PRIA asli Pulau Siau ini bisa dibilang juru kunci modern. Disebut demikian karena setiap hari pria kelahiran 11 Agustus 1956 ini kerjanya adalah memantau aktivitas Karangetang dari sebuah pos yang berlokasi di sebuah hutan di Pulau Sitaro yang letaknya sekitar 600 meter dari Kampung Salili, Siau Tengah.

'Om Ruben' begitu warga Siau menyebutnya. Dari orang dewasa hingga anak kecil mengenalnya. Pria berbadan tambun ini sangat dikenal masyarakat di Pulau Siau karena ketika gunung akan meletus jauh sebelumnya Ruben akan memberi peringatan. Kendatipun ada warga yang tak mau mengungsi seperti yang terjadi saat ini, namun terbukti Jumat (18/3) saat Karangetang meletus dan menurunkan hawa panas, tidak ada korban jiwa.

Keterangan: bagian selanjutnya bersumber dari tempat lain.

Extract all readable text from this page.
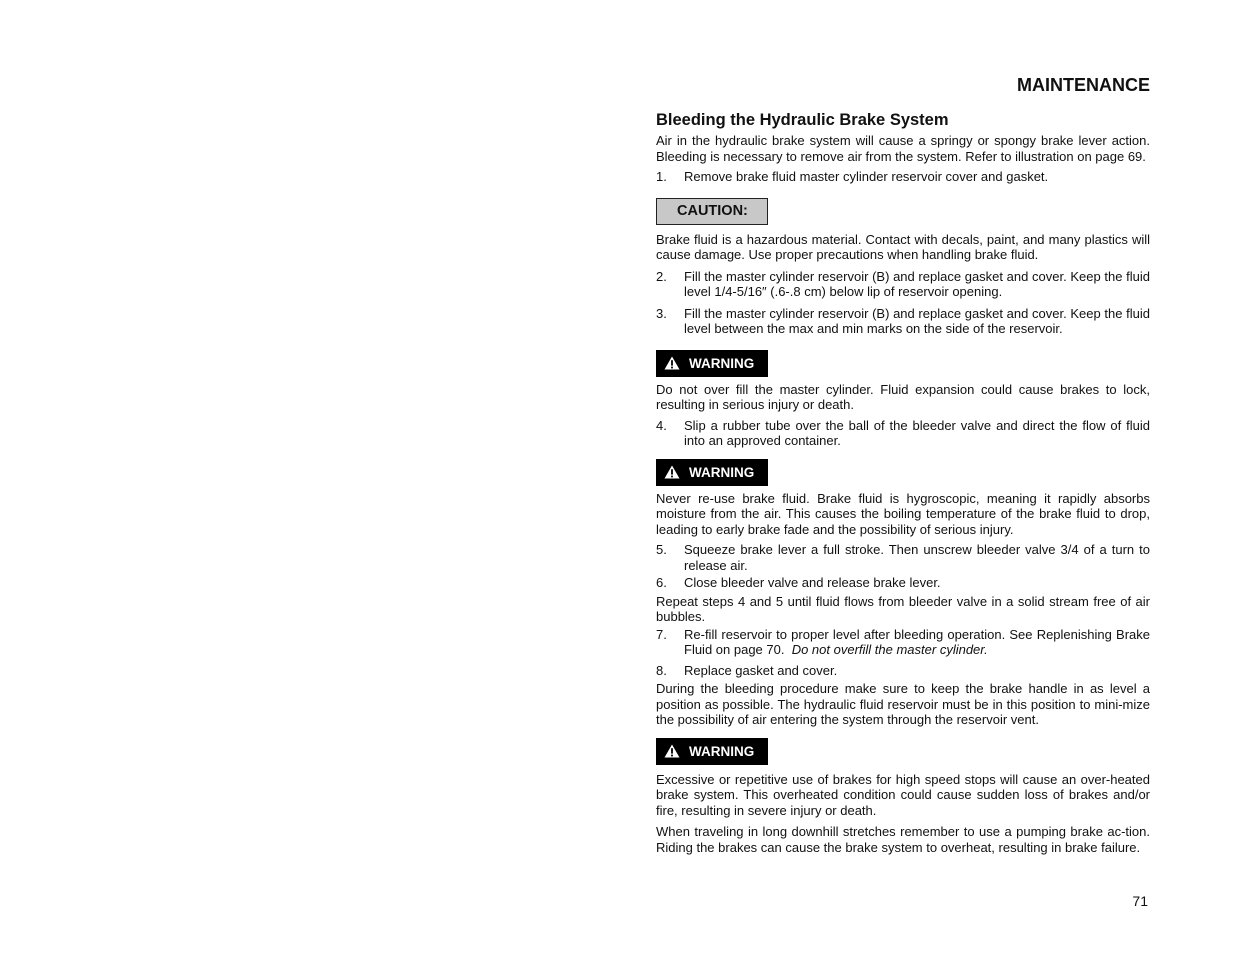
MAINTENANCE
Bleeding the Hydraulic Brake System

Air in the hydraulic brake system will cause a springy or spongy brake lever action. Bleeding is necessary to remove air from the system. Refer to illustration on page 69.

1.	Remove brake fluid master cylinder reservoir cover and gasket.
CAUTION:

Brake fluid is a hazardous material. Contact with decals, paint, and many plastics will cause damage. Use proper precautions when handling brake fluid.

2.	Fill the master cylinder reservoir (B) and replace gasket and cover. Keep the fluid level 1/4-5/16″ (.6-.8 cm) below lip of reservoir opening.
3.	Fill the master cylinder reservoir (B) and replace gasket and cover. Keep the fluid level between the max and min marks on the side of the reservoir.
WARNING

Do not over fill the master cylinder. Fluid expansion could cause brakes to lock, resulting in serious injury or death.

4.	Slip a rubber tube over the ball of the bleeder valve and direct the flow of fluid into an approved container.
WARNING

Never re-use brake fluid. Brake fluid is hygroscopic, meaning it rapidly absorbs moisture from the air. This causes the boiling temperature of the brake fluid to drop, leading to early brake fade and the possibility of serious injury.

5.	Squeeze brake lever a full stroke. Then unscrew bleeder valve 3/4 of a turn to release air.
6.	Close bleeder valve and release brake lever.

Repeat steps 4 and 5 until fluid flows from bleeder valve in a solid stream free of air bubbles.

7.	Re-fill reservoir to proper level after bleeding operation. See Replenishing Brake Fluid on page 70. Do not overfill the master cylinder.
8.	Replace gasket and cover.

During the bleeding procedure make sure to keep the brake handle in as level a position as possible. The hydraulic fluid reservoir must be in this position to mini-mize the possibility of air entering the system through the reservoir vent.

WARNING

Excessive or repetitive use of brakes for high speed stops will cause an over-heated brake system. This overheated condition could cause sudden loss of brakes and/or fire, resulting in severe injury or death.

When traveling in long downhill stretches remember to use a pumping brake ac-tion. Riding the brakes can cause the brake system to overheat, resulting in brake failure.

71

Sejumlah warga Desa Mini dan Desa Kinali yang kini masih mengungsi kepada Tribun Manado mengaku, sekitar pukul 06.00 mereka sudah diberi tahu Om Ruben jikalau akan ada lahar dan awan panas turun ke kampung. Om Ruben saat diwawancara Tribun Manado pun mengaku hanya menjalankan tugasnya sebagai petugas pemantau gunung Karangetang.

"Yah, kerjaan saya mengawasi gunung dan memberi peringatan kepada warga jika akan akan ada banjir lahar atau awan panas," kata Om Ruben saat ditemui Tribun Manado, di Pos Pemantau, Kamis (24/4).

Ia mengaku tak suka berbasa-basi. Saat gunung sedang dalam status Awas Om Ruben rasanya susah untuk tertidur. "Mata harus terbuka trus yah ini kopi noh teman setia (mata harus terjaga, minum kopi jadi teman setia)" kata pria berkulit cokelat ini.

Om Ruben mengaku sudah tak dapat menghitung sehari berapa jam Ia bisa tidur. Bahkan sejak Karangetang baik status menjadi level IV yaitu level tertinggi 'Awas' Om Ruben mengaku hanya tidur beberapa jam. "Kadang sudah tutup mata tapi pikiran jalan karena khawatir," katanya sambil memegang teleskop pemantau jarak jauh.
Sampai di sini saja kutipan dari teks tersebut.